State of Denial

Some continue to be dismissive of Democrats’ gains in the midterm elections.

No one understands better than someone who does political analysis for a living that it is unrealistic to expect anyone to foresee exactly what is going to happen in an election. But I still marvel at those who seemed oblivious to what was happening this year and now continue to be in denial -- acting dismissively as if a wave hadn't hit.

Senate predictions generally were in agreement that the outcome would be close. The evidence that the House was likely to flip was powerful, yet some prominent doubters held out. I am not talking about Karl Rove or Ken Mehlman, who had to put on a game face until the final buzzer, but about people who weren't being paid to keep a stiff upper lip.

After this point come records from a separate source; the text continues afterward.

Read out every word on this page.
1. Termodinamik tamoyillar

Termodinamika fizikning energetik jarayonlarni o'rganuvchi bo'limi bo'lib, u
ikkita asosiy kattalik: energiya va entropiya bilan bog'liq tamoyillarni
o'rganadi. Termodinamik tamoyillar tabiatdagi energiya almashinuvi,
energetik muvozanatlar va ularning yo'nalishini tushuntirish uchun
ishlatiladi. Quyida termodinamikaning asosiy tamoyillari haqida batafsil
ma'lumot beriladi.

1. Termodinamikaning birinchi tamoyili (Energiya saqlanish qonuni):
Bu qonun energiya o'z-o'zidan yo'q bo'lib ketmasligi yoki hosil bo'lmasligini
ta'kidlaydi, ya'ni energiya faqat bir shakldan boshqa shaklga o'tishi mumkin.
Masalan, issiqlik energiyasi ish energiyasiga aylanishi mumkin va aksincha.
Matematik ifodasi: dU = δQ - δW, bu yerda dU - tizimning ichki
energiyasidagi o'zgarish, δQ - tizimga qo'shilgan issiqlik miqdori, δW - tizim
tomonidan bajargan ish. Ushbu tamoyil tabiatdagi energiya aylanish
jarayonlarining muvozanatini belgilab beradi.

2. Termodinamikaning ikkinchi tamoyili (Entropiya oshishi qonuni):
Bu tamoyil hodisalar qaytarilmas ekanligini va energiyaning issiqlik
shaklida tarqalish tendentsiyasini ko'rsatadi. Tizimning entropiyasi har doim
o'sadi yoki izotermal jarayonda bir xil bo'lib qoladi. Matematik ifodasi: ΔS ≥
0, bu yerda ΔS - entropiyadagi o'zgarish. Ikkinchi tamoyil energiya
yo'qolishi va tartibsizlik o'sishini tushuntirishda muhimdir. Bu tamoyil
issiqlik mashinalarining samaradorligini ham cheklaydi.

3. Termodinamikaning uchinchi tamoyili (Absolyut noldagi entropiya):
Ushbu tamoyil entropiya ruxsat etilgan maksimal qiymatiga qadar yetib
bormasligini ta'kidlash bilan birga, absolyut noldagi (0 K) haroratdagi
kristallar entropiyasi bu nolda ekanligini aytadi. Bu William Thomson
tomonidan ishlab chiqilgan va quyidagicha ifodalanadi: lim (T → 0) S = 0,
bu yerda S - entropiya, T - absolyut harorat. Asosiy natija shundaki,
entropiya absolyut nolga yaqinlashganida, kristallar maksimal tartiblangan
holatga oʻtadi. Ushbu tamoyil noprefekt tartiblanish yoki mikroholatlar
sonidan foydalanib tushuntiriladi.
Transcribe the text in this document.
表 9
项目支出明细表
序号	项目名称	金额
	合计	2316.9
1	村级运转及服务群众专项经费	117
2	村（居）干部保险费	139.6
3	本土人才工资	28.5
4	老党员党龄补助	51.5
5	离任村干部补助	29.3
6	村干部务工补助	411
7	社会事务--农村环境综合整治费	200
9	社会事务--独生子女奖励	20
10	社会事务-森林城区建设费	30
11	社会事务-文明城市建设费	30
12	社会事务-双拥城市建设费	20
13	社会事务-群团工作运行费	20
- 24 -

Despite overwhelming evidence to the contrary, some conservative writers, lobbyists, and activists denied what seemed obvious to many of us: that something very big was on the verge of happening. In the major national polls in October, an average of just 29 percent of likely voters said the country was headed in the right direction, while 64 percent said it was on the wrong track.

Midterm elections tend to be referendums on those in power on Capitol Hill and in the White House. In past midterms, when Congress's job-approval rating was above 40 percent, the majority party lost an average of only five House seats. When the job-approval rating was below 40 percent, the controlling party lost an average of 29 seats.

This October, congressional approval averaged 27 percent, and disapproval averaged 66 percent. At the other end of Pennsylvania Avenue, President Bush's approval rating averaged 38 percent, 1 point below the lowest job-approval rating that President Clinton had in any Gallup Poll during 1994.

Finally, the much-maligned generic congressional ballot test -- which doesn't predict House seat changes but does signal which way the political wind is blowing and how strong it is -- showed Democrats running 10 to 13 points ahead in polls from June to September. The Democrats' edge ballooned to 15 points during October and narrowed to 11 points in the week before the election. (Over the years, this gauge has tended to tilt about 5 points too much in the Democrats' favor.)

So when the national popular vote, according to figures compiled by Rhodes Cook for the Pew Research Center, went 52 percent for Democrats, 46 percent for Republicans, and 2 percent for others, no one should have been shocked.

Do the math: An 11-point Democratic lead on the generic ballot test, minus 5 points for the gauge's Democratic skew, translated into a 6-point Democratic victory. When the 6-point Democratic popular vote win is measured against the GOP's 5-point win in 2002 and its 3-point win in 2004, it clearly constituted a wave. And the wave didn't stop on Capitol Hill: The Democratic advantage over Republicans in state legislatures went from 15 seats (3,650 versus 3,635) to 662 seats (3,985 versus 3,323), with gains in every region.

And what about House seats? Republicans appear to have lost 26 of the 43 GOP-held seats that The Cook Political Report had rated either as "lean Democratic" or as toss-ups. Furthermore, Republicans lost three of the 26 GOP-held seats that The Cook Report had rated "lean Republican" or "likely Republican."

But before the Democratic wave actually hit, some Republicans insisted that "Karl is a genius -- he's not going to let it happen," that the GOP financial advantage (the smallest in 20 years) would pull them through, or that their party's vaunted 72-Hour Program would ensure enough votes for victory. Now we hear things like, "Well this was the historical average," or the loss doesn't mean much because "the close races just broke Democratic."

Those rationales ignore the fact that Republicans won or are running ahead in seven of the 11 House races being determined by 1 percentage point or less and that they won 34 of the 66 House races in which the winner got less than 55 percent of the vote. Another excuse offered is that scandals created the Democratic success. But GOP misbehavior handed only a few races to the Democrats.